Are FIFO, pipe & Unix domain socket the same thing in Linux kernel?

UNIX domain sockets and FIFO may share some part of their implementation but they are conceptually very different. FIFO functions at a very low level. One process writes bytes into the pipe and another one reads from it. A UNIX domain socket has the same behaviour as a TCP/IP socket.

A socket is bidirectional and can be used by a lot of processes simultaneously. A process can accept many connections on the same socket and attend several clients simultaneously. The kernel delivers a new file descriptor each time connect(2) or accept(2) is called on the socket. The packets will always go to the right process.
On a FIFO, this would be impossible. For bidirectional comunication, you need two FIFOs, and you need a pair of FIFOs for each of your clients. There is no way of writing or reading in a selective way, because they are a much more primitive way to communicate.

Anonymous pipes and FIFOs are very similar. The difference is that anonymous pipes don't exist as files on the filesystem so no process can open(2) it. They are used by processes that share them by another method. If a process opens a FIFOs and then performs, for example, a fork(2), its child will inherit its file descriptors and, among them, the pipe.

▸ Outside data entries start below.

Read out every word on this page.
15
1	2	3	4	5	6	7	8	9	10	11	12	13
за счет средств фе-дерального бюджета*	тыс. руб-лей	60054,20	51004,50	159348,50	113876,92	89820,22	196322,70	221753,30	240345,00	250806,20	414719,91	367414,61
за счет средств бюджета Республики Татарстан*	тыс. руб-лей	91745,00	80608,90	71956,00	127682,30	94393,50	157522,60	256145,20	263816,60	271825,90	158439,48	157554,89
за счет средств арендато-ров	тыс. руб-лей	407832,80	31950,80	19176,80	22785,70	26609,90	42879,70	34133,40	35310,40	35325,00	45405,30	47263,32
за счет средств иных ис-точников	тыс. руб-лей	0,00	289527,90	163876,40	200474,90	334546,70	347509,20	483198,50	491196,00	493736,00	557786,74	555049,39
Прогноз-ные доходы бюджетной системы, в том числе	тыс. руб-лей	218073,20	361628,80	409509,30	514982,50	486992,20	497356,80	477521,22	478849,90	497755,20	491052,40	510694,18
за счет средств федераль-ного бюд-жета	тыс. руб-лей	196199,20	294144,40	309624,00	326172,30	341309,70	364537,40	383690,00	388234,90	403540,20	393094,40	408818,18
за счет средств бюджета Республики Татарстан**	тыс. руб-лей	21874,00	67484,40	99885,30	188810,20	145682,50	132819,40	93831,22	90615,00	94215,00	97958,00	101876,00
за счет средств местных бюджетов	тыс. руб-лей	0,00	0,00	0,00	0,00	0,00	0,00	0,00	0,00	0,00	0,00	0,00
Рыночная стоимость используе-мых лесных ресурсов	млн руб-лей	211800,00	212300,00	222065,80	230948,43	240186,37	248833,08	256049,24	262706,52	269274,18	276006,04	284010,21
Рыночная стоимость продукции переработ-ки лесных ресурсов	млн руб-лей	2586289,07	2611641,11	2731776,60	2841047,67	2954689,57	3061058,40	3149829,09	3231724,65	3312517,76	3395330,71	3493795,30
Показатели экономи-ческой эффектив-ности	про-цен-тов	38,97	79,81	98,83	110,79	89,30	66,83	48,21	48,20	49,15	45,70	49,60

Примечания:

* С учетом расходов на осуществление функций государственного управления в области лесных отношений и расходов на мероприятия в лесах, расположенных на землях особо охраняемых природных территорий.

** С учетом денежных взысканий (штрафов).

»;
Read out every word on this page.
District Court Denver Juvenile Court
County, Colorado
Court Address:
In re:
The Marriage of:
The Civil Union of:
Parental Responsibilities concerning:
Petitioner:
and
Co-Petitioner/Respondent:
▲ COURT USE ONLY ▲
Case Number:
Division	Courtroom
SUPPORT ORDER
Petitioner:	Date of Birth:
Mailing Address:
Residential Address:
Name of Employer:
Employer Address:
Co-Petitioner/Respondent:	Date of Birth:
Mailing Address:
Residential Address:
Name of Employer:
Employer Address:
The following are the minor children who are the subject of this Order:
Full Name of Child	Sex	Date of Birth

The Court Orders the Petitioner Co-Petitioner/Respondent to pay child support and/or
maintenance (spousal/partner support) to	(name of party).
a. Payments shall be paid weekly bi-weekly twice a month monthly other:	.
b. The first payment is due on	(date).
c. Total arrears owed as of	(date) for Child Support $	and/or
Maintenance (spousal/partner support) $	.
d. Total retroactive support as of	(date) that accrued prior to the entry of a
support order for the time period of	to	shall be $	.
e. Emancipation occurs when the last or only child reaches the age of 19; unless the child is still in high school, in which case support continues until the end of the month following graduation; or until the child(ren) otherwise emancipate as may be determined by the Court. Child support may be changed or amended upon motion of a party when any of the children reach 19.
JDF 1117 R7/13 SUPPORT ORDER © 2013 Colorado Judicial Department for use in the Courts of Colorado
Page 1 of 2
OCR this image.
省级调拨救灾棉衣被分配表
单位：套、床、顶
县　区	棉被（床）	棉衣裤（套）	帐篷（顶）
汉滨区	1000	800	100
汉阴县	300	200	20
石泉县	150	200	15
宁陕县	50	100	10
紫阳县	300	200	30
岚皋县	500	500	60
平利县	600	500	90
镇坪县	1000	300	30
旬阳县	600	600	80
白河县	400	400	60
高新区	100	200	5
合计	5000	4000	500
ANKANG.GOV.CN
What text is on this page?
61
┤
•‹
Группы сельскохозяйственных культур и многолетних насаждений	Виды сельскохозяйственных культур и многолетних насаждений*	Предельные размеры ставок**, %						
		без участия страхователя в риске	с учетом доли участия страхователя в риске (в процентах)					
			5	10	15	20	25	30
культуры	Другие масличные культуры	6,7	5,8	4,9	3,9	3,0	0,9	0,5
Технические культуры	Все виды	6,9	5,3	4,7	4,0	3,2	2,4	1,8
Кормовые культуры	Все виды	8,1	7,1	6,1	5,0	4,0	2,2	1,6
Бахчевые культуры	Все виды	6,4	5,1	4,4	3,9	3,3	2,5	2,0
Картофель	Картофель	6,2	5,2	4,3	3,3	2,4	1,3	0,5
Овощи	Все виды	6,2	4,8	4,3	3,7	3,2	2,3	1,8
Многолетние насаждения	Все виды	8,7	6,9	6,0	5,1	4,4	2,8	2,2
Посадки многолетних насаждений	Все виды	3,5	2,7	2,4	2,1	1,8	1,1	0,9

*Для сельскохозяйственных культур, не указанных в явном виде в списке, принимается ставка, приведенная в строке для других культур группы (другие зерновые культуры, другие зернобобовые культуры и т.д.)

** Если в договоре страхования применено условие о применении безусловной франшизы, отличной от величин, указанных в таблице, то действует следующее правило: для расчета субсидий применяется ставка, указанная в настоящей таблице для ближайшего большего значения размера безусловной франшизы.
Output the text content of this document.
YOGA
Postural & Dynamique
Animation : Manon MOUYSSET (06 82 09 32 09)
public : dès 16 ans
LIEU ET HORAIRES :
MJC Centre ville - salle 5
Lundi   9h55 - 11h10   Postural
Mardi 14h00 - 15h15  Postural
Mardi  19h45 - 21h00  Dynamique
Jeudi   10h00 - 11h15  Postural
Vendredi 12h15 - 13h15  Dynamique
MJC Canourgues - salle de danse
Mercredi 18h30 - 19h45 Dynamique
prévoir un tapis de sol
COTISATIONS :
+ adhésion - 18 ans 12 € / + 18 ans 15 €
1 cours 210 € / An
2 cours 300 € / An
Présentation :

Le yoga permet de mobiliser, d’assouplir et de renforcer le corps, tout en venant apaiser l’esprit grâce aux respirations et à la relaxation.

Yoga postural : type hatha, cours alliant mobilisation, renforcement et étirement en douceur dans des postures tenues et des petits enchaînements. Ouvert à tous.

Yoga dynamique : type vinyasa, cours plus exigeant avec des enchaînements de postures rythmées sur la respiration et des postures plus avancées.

The UNIX domain sockets, anonymous pipes and FIFOs are similar in the fact they use shared memory segments. The details of implementation may vary from one system to another but the idea is always the same: attach the same portion of memory in two distinct processes memory mapping to have them sharing data
(edit: that would one obvious way to implement it but that is not how it is actually done in Linux, which simply uses the kernel memory for the buffers, see answer by @tjb63 below).
The kernel then handles the system calls and abstracts the mechanism.


There's quite a good discussion of this here: http://www.slideshare.net/divyekapoor/linux-kernel-implementation-of-pipes-and-fifos

So far as I can see, both from the presentation slides, and the source @ http://lxr.free-electrons.com/source/fs/pipe.c - fifo's are implemented as a wrapper around pipe's, and pipe's themselves are implemented via the pipefs virtual filesystem.

@lgeorget - The pipes appear to use kernel memory for buffers between the readers and the writers - they don't use 'shared memory' as such, and copy memory between user and kernel address spaces (eg, pipe_read calls pipe_iov_copy_to_user, which calls __copy_to_user_inatomic (or copy_to_user). __copy_to_user_inatomic calls copy_user_generic, which is on of several ASM implementations.


A "FIFO" and a "named pipe" is the same thing - though it's quite different from how a shell handles a "pipe" (|) between two commands on the command-line.

A named pipe (FIFO) is a single "file" shared by two programs, where one writes to it and the other read from it... A socket on the other hand is a "connection" between two "files" - which may use a network and be on separate computers - where one program read/writes to one "file" and another program read/writes to the other... I don't think they're that similar... On the other hand both sockets and named pipes - as well as files, devices, symbolic links - all uses inodes, and they all implements some common features (like read and write).